Bien que ce message se termine ici, malheureusement ce n’est pas le cas de notre mission. Aujourd'hui, l'un des 12 jeunes a appelé un bénévole pour dire que la plupart des jeunes migrants que nous avons emmenés au gymnase ont été informés qu'ils seraient expulsés du gymnase. Après quelques appels téléphoniques, il semble que certains pourront rester et que d'autres n'auront d’autre choix que de partir. La justification officielle est le résultat de leur première évaluation au DEMIE à la suite de laquelle ils étaient considérés comme âgés de plus de 18 ans. La plupart de notre travail à l’ADJIE consiste à attaquer ce type de décisions du DEMIE. Cependant, lors du confinement, nous ne pouvons pas aller à ADJIE pour travailler, les systèmes judiciaires ne fonctionnent pas normalement et dans l'ensemble, il y a moins de ressources disponibles pour les jeunes vivant dans la rue.

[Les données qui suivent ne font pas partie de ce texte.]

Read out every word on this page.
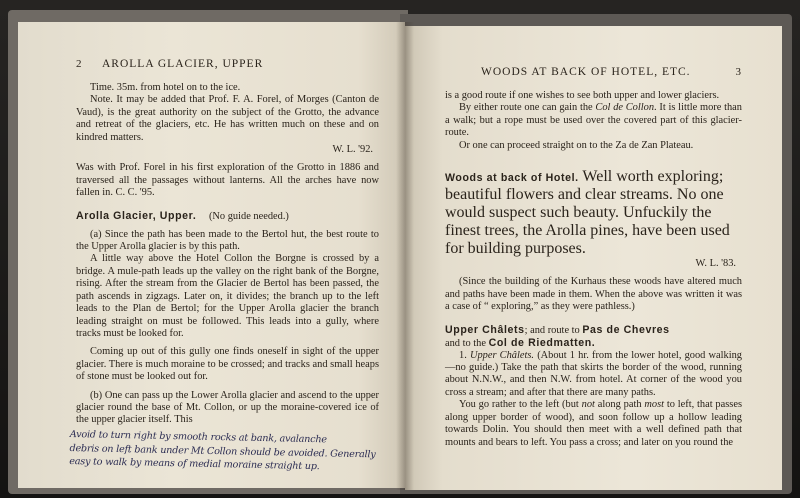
2 AROLLA GLACIER, UPPER

Time. 35m. from hotel on to the ice.

Note. It may be added that Prof. F. A. Forel, of Morges (Canton de Vaud), is the great authority on the subject of the Grotto, the advance and retreat of the glaciers, etc. He has written much on these and on kindred matters.

W. L. '92.

Was with Prof. Forel in his first exploration of the Grotto in 1886 and traversed all the passages without lanterns. All the arches have now fallen in. C. C. '95.

Arolla Glacier, Upper. (No guide needed.)

(a) Since the path has been made to the Bertol hut, the best route to the Upper Arolla glacier is by this path.

A little way above the Hotel Collon the Borgne is crossed by a bridge. A mule-path leads up the valley on the right bank of the Borgne, rising. After the stream from the Glacier de Bertol has been passed, the path ascends in zigzags. Later on, it divides; the branch up to the left leads to the Plan de Bertol; for the Upper Arolla glacier the branch leading straight on must be followed. This leads into a gully, where tracks must be looked for.

Coming up out of this gully one finds oneself in sight of the upper glacier. There is much moraine to be crossed; and tracks and small heaps of stone must be looked out for.

(b) One can pass up the Lower Arolla glacier and ascend to the upper glacier round the base of Mt. Collon, or up the moraine-covered ice of the upper glacier itself. This

Avoid to turn right by smooth rocks at bank, avalanche
debris on left bank under Mt Collon should be avoided. Generally
easy to walk by means of medial moraine straight up.
WOODS AT BACK OF HOTEL, ETC.	3

is a good route if one wishes to see both upper and lower glaciers.

By either route one can gain the Col de Collon. It is little more than a walk; but a rope must be used over the covered part of this glacier-route.

Or one can proceed straight on to the Za de Zan Plateau.

Woods at back of Hotel. Well worth exploring; beautiful flowers and clear streams. No one would suspect such beauty. Unfuckily the finest trees, the Arolla pines, have been used for building purposes.

W. L. '83.

(Since the building of the Kurhaus these woods have altered much and paths have been made in them. When the above was written it was a case of “ exploring,” as they were pathless.)

Upper Châlets; and route to Pas de Chevres
and to the Col de Riedmatten.

1. Upper Châlets. (About 1 hr. from the lower hotel, good walking—no guide.) Take the path that skirts the border of the wood, running about N.N.W., and then N.W. from hotel. At corner of the wood you cross a stream; and after that there are many paths.

You go rather to the left (but not along path most to left, that passes along upper border of wood), and soon follow up a hollow leading towards Dolin. You should then meet with a well defined path that mounts and bears to left. You pass a cross; and later on you round the
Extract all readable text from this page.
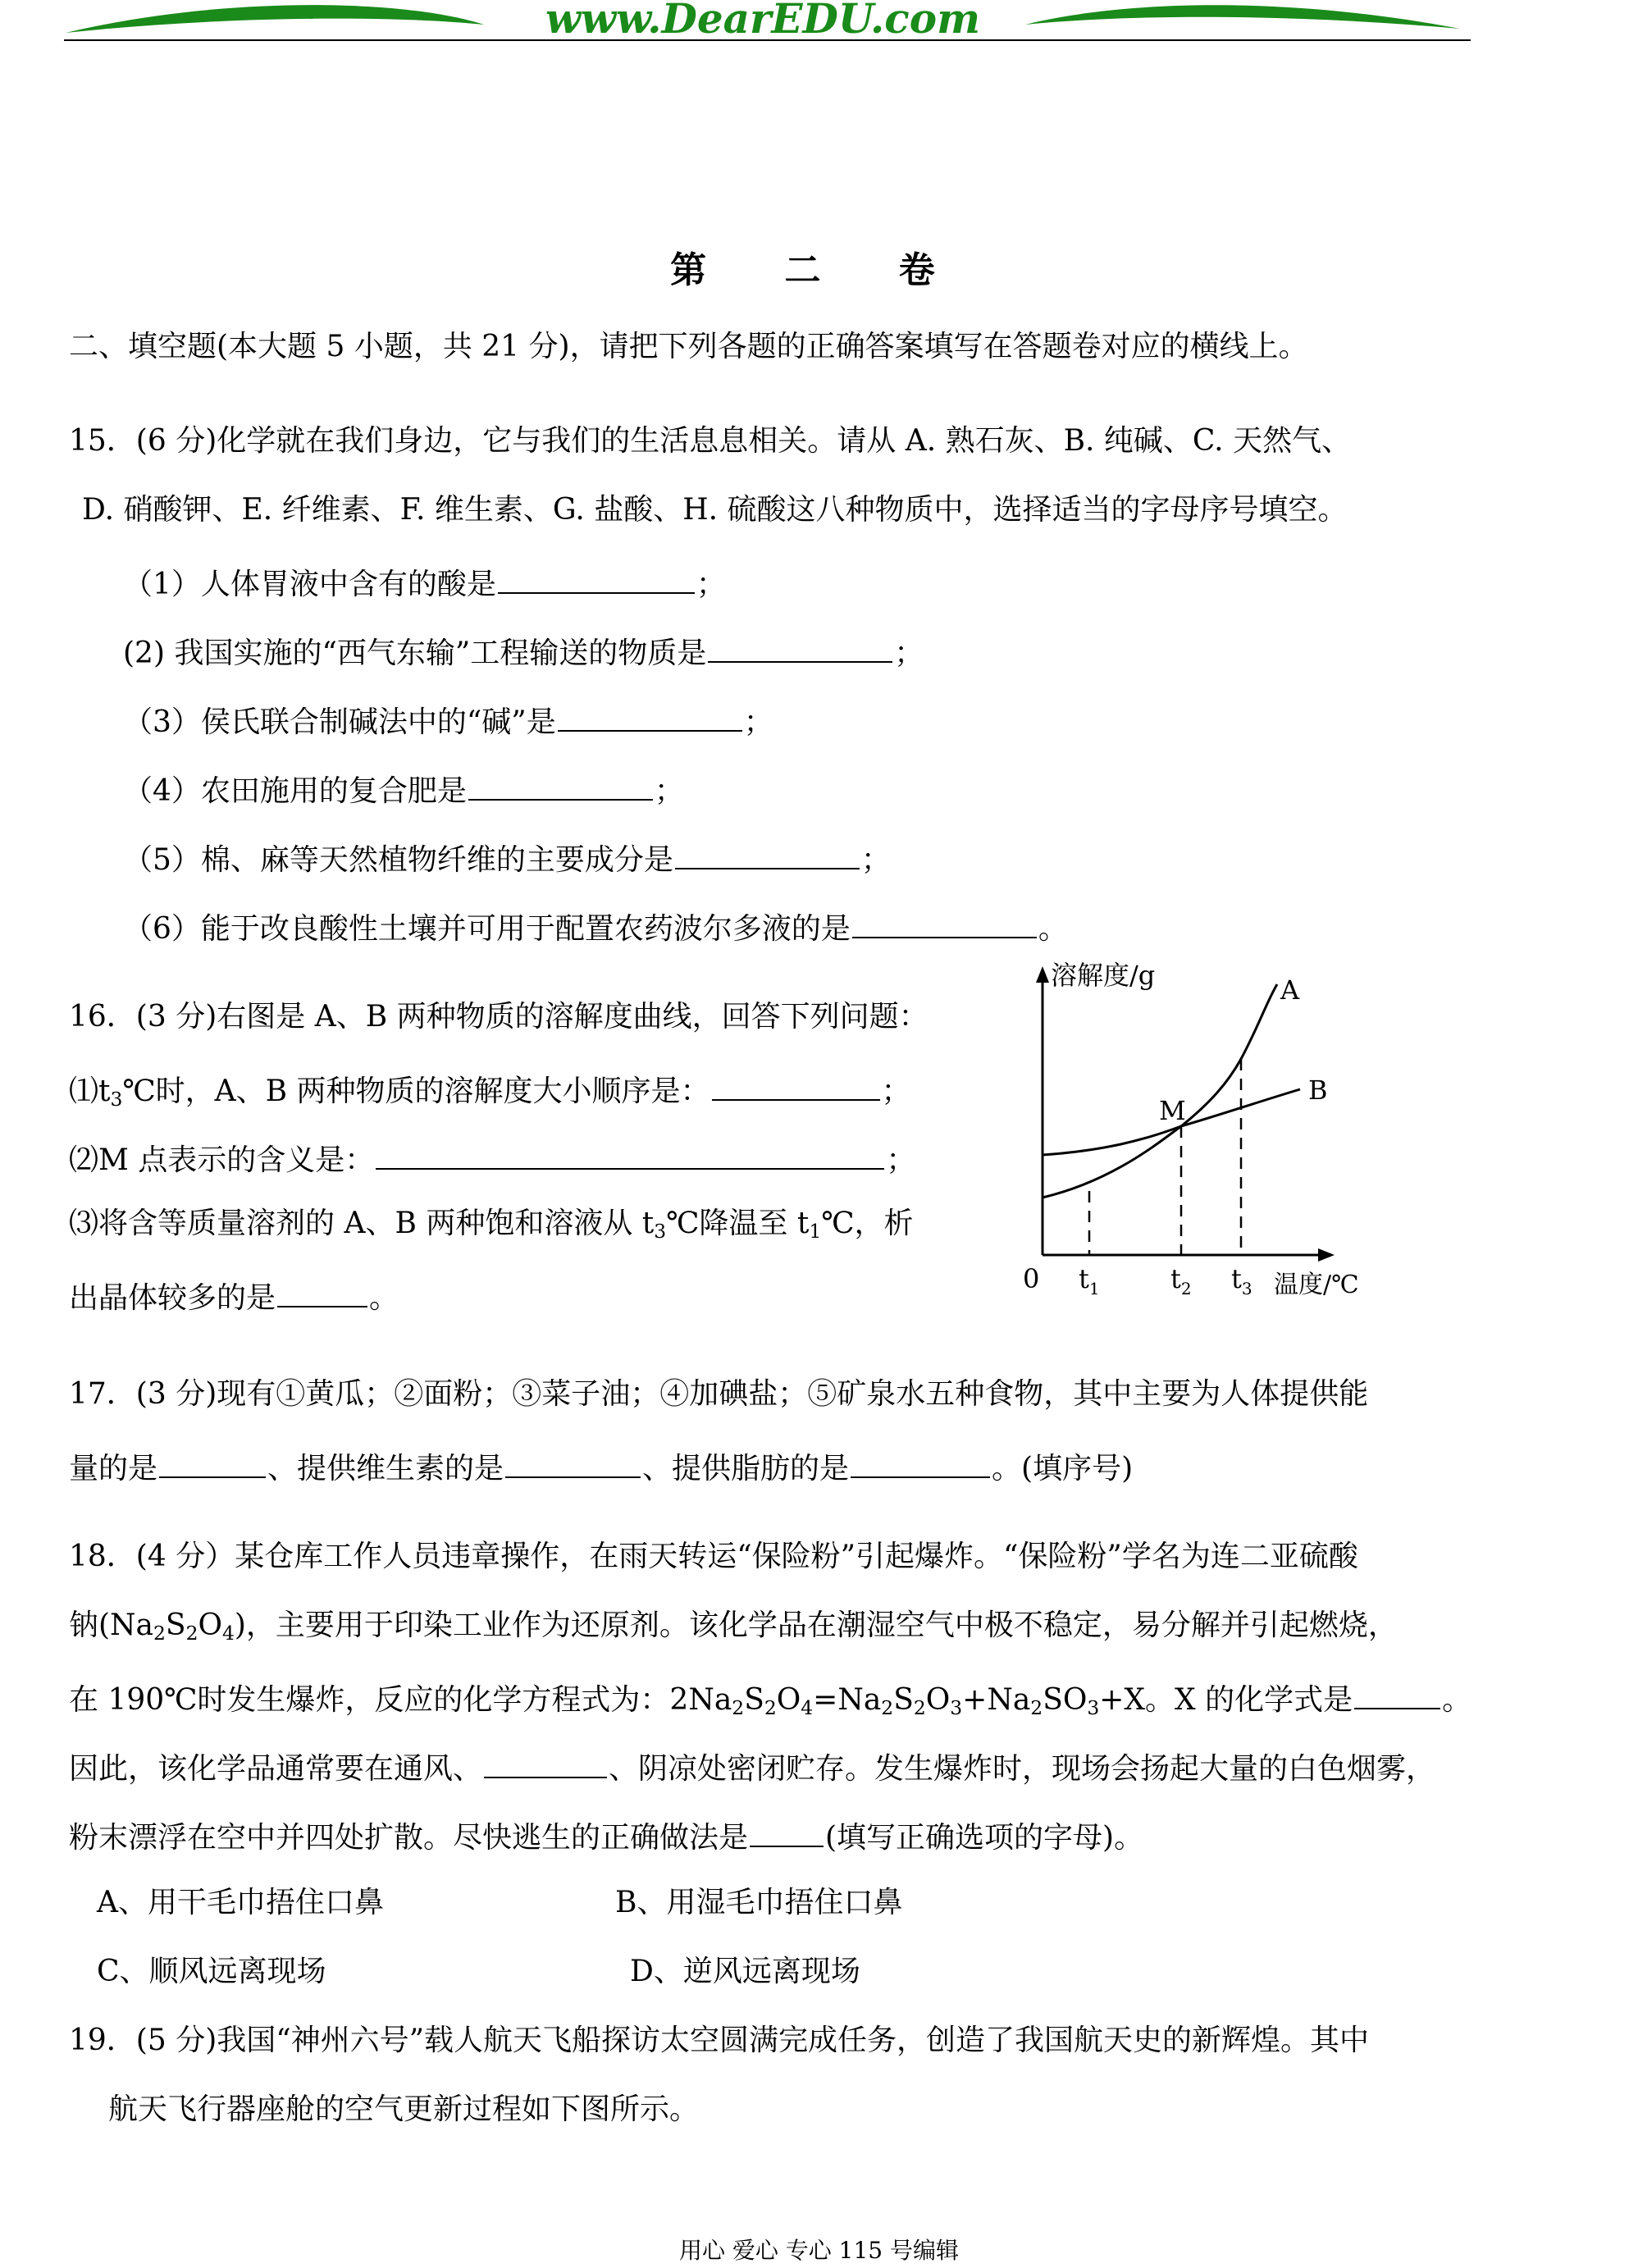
www.DearEDU.com
第 二 卷
二、填空题(本大题 5 小题，共 21 分)，请把下列各题的正确答案填写在答题卷对应的横线上。
15．(6 分)化学就在我们身边，它与我们的生活息息相关。请从 A. 熟石灰、B. 纯碱、C. 天然气、
D. 硝酸钾、E. 纤维素、F. 维生素、G. 盐酸、H. 硫酸这八种物质中，选择适当的字母序号填空。
（1）人体胃液中含有的酸是	；
(2) 我国实施的“西气东输”工程输送的物质是	；
（3）侯氏联合制碱法中的“碱”是	；
（4）农田施用的复合肥是	；
（5）棉、麻等天然植物纤维的主要成分是	；
（6）能于改良酸性土壤并可用于配置农药波尔多液的是	。
16．(3 分)右图是 A、B 两种物质的溶解度曲线，回答下列问题：
$⑴t_3℃$时，A、B 两种物质的溶解度大小顺序是：	；
⑵M 点表示的含义是：	；
⑶将含等质量溶剂的 A、B 两种饱和溶液从 $t_3℃$降温至 $t_1℃$，析
出晶体较多的是	。
溶解度/g
0	温度/℃
A
B
M
$t_1$	$t_2$ $t_3$
17．(3 分)现有①黄瓜；②面粉；③菜子油；④加碘盐；⑤矿泉水五种食物，其中主要为人体提供能
量的是	、提供维生素的是	、提供脂肪的是	。(填序号)
18．(4 分）某仓库工作人员违章操作，在雨天转运“保险粉”引起爆炸。“保险粉”学名为连二亚硫酸
钠$(Na_2S_2O_4)$，主要用于印染工业作为还原剂。该化学品在潮湿空气中极不稳定，易分解并引起燃烧，
在 190℃时发生爆炸，反应的化学方程式为：$2Na_2S_2O_4=Na_2S_2O_3+Na_2SO_3+X$。X 的化学式是	。
因此，该化学品通常要在通风、	、阴凉处密闭贮存。发生爆炸时，现场会扬起大量的白色烟雾，
粉末漂浮在空中并四处扩散。尽快逃生的正确做法是	(填写正确选项的字母)。
A、用干毛巾捂住口鼻	B、用湿毛巾捂住口鼻
C、顺风远离现场	D、逆风远离现场
19．(5 分)我国“神州六号”载人航天飞船探访太空圆满完成任务，创造了我国航天史的新辉煌。其中
航天飞行器座舱的空气更新过程如下图所示。
用心 爱心 专心 115 号编辑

En outre, comme nous l'avons nous-mêmes expérimenté, les autorités qui travaillent pendant le confinement sont souvent mal informées et incapables de mettre en œuvre un dispositif efficace, sûr et simple, afin que les bénévoles et les personnes vulnérables ne soient pas obligés d’y passer une après-midi entière. Néanmoins, nous n'abandonnerons pas. Une autre mission aura lieu prochainement pour réessayer avec d'autres jeunes migrants et nous continuerons de nous battre pour ceux qui se sont vu refuser une mise à l’abri dans le gymnase. Nous entrons dans la 4ème semaine du confinement en France et il y a encore plus de 300 mineurs non accompagnés vivant dans les rues autour de nous, tandis que les 2,496 gymnases que compte l’Ile-de-France. À juste titre, il pleut aujourd'hui à Paris.